C’est l’avis de Jean-Dominique Merchet (blog Secret Défense) qui commente les propositions de Valérie Pécresse de “faire intervenir en partie l’armée” pour des opérations de “sécurisation de zones” dans les “zones de non-droit, de non-France”, propositions qui feraient grincer les dents des autorités militaires :
“(…) Ce n’est pas la première fois que Valérie Pécresse évoque cette idée d’engager l’armée dans des missions de sécurité publique. «Je veux une opération coup de poing avec des brigades coup de poing, avec des policiers, le fisc, peut-être même le soutien de l’armée» avait-elle déclaré début décembre lors d’un déplacement à Toulouse.
Si ces rodomontades peuvent séduire une partie de l’électorat, elles ne déclenchent pas l’enthousiasme dans l’institution militaire, qui redoute par dessus tout de devoir faire un travail de police sur le sol national. Certes, des militaires peuvent être séduits à titre personnel, comme électeurs, par cette idée. Mais les armées savent le prix énorme qu’elles auraient à payer si elles devenaient des auxiliaires de police. C’est une chose de fantasmer sur la bataille d’Alger, c’est une autre chose de la refaire… Sans compter le cadre légal dans lequel elles pourraient être ainsi engagées.
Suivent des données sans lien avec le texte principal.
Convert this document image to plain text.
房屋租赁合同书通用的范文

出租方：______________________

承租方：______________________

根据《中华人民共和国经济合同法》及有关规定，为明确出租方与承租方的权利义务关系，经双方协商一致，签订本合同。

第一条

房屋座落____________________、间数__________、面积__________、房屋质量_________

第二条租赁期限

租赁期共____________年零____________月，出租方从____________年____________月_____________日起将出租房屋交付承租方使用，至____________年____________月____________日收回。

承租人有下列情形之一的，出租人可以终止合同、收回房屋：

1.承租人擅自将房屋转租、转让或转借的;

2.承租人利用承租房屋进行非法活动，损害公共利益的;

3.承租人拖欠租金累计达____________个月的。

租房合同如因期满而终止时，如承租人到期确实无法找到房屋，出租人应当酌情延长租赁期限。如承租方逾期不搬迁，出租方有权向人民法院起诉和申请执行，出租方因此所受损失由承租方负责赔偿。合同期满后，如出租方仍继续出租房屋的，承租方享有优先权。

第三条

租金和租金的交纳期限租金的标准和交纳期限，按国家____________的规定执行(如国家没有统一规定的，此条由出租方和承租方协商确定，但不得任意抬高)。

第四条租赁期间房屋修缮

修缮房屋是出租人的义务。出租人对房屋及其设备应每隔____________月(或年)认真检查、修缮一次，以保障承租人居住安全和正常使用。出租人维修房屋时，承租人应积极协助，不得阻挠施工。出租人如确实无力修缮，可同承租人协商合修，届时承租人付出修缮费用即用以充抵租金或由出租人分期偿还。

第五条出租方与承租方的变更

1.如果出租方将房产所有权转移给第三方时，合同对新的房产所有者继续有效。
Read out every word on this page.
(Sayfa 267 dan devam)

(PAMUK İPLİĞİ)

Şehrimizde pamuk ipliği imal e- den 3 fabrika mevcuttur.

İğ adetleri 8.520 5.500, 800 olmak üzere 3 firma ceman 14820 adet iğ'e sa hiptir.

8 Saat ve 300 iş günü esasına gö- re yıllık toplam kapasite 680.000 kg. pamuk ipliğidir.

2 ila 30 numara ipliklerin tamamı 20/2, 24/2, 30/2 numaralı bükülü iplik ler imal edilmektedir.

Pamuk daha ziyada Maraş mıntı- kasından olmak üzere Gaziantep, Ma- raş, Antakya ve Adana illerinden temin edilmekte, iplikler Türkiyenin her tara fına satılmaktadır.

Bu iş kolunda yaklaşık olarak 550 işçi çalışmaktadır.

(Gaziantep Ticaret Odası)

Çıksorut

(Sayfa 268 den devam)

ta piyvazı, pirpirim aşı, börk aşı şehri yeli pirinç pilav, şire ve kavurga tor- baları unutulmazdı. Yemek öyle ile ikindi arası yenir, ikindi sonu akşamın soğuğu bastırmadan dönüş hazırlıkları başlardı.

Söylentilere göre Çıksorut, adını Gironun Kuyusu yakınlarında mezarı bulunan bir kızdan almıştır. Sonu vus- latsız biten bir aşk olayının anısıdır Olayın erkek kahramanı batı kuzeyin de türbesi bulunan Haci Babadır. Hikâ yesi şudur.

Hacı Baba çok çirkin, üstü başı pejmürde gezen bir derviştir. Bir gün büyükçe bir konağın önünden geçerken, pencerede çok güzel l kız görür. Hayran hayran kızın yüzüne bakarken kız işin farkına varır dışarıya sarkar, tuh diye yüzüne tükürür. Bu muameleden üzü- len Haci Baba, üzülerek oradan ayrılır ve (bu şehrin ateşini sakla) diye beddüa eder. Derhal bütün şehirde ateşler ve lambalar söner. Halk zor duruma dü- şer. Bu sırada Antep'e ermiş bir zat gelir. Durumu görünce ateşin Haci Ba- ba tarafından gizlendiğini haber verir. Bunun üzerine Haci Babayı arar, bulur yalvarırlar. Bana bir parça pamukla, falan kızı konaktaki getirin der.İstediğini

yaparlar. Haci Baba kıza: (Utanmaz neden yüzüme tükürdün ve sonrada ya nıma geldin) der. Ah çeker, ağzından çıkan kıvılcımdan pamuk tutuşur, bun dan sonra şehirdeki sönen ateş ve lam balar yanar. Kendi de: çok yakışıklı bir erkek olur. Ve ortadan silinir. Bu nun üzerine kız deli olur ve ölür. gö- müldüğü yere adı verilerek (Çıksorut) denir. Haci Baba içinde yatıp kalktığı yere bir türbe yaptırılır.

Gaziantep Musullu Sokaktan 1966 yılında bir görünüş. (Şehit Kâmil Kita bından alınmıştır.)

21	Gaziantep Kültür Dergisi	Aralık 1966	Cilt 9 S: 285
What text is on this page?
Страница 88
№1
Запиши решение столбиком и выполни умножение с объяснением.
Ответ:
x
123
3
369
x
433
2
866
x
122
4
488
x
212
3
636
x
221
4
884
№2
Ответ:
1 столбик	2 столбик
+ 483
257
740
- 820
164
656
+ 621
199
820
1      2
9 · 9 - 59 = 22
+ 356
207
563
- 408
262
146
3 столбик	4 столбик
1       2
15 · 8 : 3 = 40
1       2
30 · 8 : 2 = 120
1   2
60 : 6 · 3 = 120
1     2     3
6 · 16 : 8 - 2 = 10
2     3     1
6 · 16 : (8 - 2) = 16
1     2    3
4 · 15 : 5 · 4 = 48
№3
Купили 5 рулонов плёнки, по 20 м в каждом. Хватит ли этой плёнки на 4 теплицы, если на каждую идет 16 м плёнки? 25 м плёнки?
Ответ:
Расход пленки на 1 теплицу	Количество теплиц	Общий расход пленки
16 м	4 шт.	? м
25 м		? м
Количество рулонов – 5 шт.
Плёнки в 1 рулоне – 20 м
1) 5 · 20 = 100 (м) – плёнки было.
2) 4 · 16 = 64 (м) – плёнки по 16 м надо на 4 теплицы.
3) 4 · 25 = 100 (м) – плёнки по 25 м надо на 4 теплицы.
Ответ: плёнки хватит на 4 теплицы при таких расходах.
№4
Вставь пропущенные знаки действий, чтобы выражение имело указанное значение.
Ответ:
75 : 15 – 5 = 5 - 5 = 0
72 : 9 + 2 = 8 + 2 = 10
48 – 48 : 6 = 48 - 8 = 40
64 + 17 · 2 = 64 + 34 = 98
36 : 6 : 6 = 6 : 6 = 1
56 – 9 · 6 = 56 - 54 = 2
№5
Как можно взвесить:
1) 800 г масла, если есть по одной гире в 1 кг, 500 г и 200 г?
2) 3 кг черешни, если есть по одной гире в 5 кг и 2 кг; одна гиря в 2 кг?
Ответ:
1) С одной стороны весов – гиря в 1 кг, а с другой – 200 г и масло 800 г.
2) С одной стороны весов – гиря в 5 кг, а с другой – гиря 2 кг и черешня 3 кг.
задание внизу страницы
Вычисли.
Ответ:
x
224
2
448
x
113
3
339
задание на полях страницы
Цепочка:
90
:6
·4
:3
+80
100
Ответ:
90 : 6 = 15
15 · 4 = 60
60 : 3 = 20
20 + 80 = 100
On se souvient des très fortes réticences exprimées lorsque le ministre de l’Intérieur Christophe Castaner avait parler d’utiliser les militaires de l’opération Sentinelle en renfort des forces de l’ordre, lors des manifestations des Gilets Jaunes, une idée finalement abandonnée.
Cette idée de Valérie Pécresse traduit sans doute son peu de familiarité avec les armées. Elle n’est pas la seule : durant la primaire LR, son rival Michel Barnier, avait déjà suscité l’étonnement – pour être poli – dans les états-majors lorsqu’il avait plaidé pour le rétablissement du service militaire obligatoire (…)
Il y a manifestement urgence, au sein de l’équipe de la candidate LR, de parler sérieusement des questions militaires. Qui sera en charge du dossier ? On devrait en savoir plus en début de semaine prochaine et l’Opinion vous en tiendra informé. L’état-major de la candidate a, semble-t-il, cherché une figure militaire, à la manière d’Eric Zemmour dont le directeur de campagne est le général de la Chesnais. L’idée semble avoir été abandonnée.

Laguérie
Que Valérie Pécresse dise des bêtises, ce n’est pas une surprise. Reste que si faire intervenir l’armée pour des opérations de maintien de l’ordre est inadéquat, son intervention pour des opérations de guerre pourrait s’avérer une nécessité.